Can anyone tell me the range on these? I've got several (analogs), for line following, but they only seem to work under 1 cm.
Say I was using this with an Arduino Duemilanove. I think (I may be wrong) the analog inputs on it measure current, not voltage. So when you said "the lower the output voltage" did you mean current?
Also, it says "We also have an digital version of this board" at the end of the description.
They definitely mean voltage.
Analog inputs on microcontrollers measure voltage.
Speaking of Arduinos, here is an Arduino library for reading Pololu's version of this sensor. It should work for the Sparkfun version as well.
These are great sensors. I'm going to see if I can make a heart rate monitor as davr mentioned.
Re the current limiting resistor, it is actually 150 ohm. I'm replacing it with 100 ohm to make the sensor function at 3.3V. (Note, the 8x strip is configurable to work at both voltages; this one isn't.)
What are the SMD packages for the resistors? I want to replace them too.
Just in case anyone is wondering, I emailed tech support and they confirmed the BOM has a 100ohm resistor for current limiting on the LED. I've yet to land these in my hands, but I'll post back if they're not actually 100ohm.
I'm glad you carry these now.
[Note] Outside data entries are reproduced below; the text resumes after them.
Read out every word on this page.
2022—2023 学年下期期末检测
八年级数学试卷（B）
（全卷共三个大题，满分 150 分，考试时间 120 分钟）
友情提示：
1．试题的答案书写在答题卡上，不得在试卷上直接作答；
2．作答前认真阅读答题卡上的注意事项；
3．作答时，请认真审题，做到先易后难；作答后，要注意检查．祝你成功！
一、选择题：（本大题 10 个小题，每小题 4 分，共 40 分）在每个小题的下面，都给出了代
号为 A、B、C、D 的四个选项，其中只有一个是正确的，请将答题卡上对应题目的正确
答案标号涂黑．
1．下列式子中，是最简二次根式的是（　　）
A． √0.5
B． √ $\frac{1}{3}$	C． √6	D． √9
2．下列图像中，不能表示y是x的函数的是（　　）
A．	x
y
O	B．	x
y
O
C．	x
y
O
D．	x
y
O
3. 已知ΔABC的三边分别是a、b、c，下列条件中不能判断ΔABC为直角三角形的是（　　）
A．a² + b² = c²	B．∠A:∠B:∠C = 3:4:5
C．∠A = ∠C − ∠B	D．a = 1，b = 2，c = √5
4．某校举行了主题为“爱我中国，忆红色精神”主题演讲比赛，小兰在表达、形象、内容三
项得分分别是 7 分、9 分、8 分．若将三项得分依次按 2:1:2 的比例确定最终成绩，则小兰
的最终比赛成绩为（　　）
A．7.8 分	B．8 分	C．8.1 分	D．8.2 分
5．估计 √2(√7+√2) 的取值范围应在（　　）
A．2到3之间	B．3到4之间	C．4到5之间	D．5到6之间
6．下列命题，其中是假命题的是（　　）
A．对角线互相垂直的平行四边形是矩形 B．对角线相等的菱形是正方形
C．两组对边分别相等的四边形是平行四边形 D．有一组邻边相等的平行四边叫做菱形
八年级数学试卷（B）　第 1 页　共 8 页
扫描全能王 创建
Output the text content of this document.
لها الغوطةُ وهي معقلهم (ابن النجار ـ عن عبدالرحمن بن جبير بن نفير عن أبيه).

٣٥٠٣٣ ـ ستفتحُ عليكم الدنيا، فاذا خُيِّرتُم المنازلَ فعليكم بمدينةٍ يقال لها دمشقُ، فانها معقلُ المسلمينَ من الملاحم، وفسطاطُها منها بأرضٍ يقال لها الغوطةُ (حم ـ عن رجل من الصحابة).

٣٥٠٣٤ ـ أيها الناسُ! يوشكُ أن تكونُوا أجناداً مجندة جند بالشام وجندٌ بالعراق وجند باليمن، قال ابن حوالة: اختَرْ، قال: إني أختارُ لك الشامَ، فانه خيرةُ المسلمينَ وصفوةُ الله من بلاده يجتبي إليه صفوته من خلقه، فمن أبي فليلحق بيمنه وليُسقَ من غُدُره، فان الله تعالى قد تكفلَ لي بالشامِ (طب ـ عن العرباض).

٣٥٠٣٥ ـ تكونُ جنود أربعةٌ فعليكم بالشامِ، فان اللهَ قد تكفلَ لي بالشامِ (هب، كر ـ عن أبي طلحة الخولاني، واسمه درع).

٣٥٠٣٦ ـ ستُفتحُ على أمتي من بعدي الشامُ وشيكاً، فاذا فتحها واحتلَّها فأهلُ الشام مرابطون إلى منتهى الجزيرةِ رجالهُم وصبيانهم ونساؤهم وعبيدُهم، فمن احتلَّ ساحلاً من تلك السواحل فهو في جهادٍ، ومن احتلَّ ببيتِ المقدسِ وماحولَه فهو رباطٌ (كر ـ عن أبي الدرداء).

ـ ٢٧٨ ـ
I bought the digital version by mistake, but converted them to analog by removing the cap and adding the appropriate resistor. Kludgey, but it works.
You ought to make a breakout board for the Hamamatsu P5587: it's got a built in Schmidt trigger, so it's great for wheel encoders.
The analog version is typically easier to use, but the digital version has a few benefits that make me prefer them on my robots:
1) They don't take up valuable analog inputs.
2) Multiple digital modules can be read in parallel while analog modules must be read sequentially if your MCU only has one ADC unit.
3) The digital version can see farther with more resolution (see this app note for more info), though this added resolution comes at the cost of a decreased sample rate.
Note that the Pololu QTR sensors no longer use the QRE1113; they now use a similar generic unit that has a slightly longer range.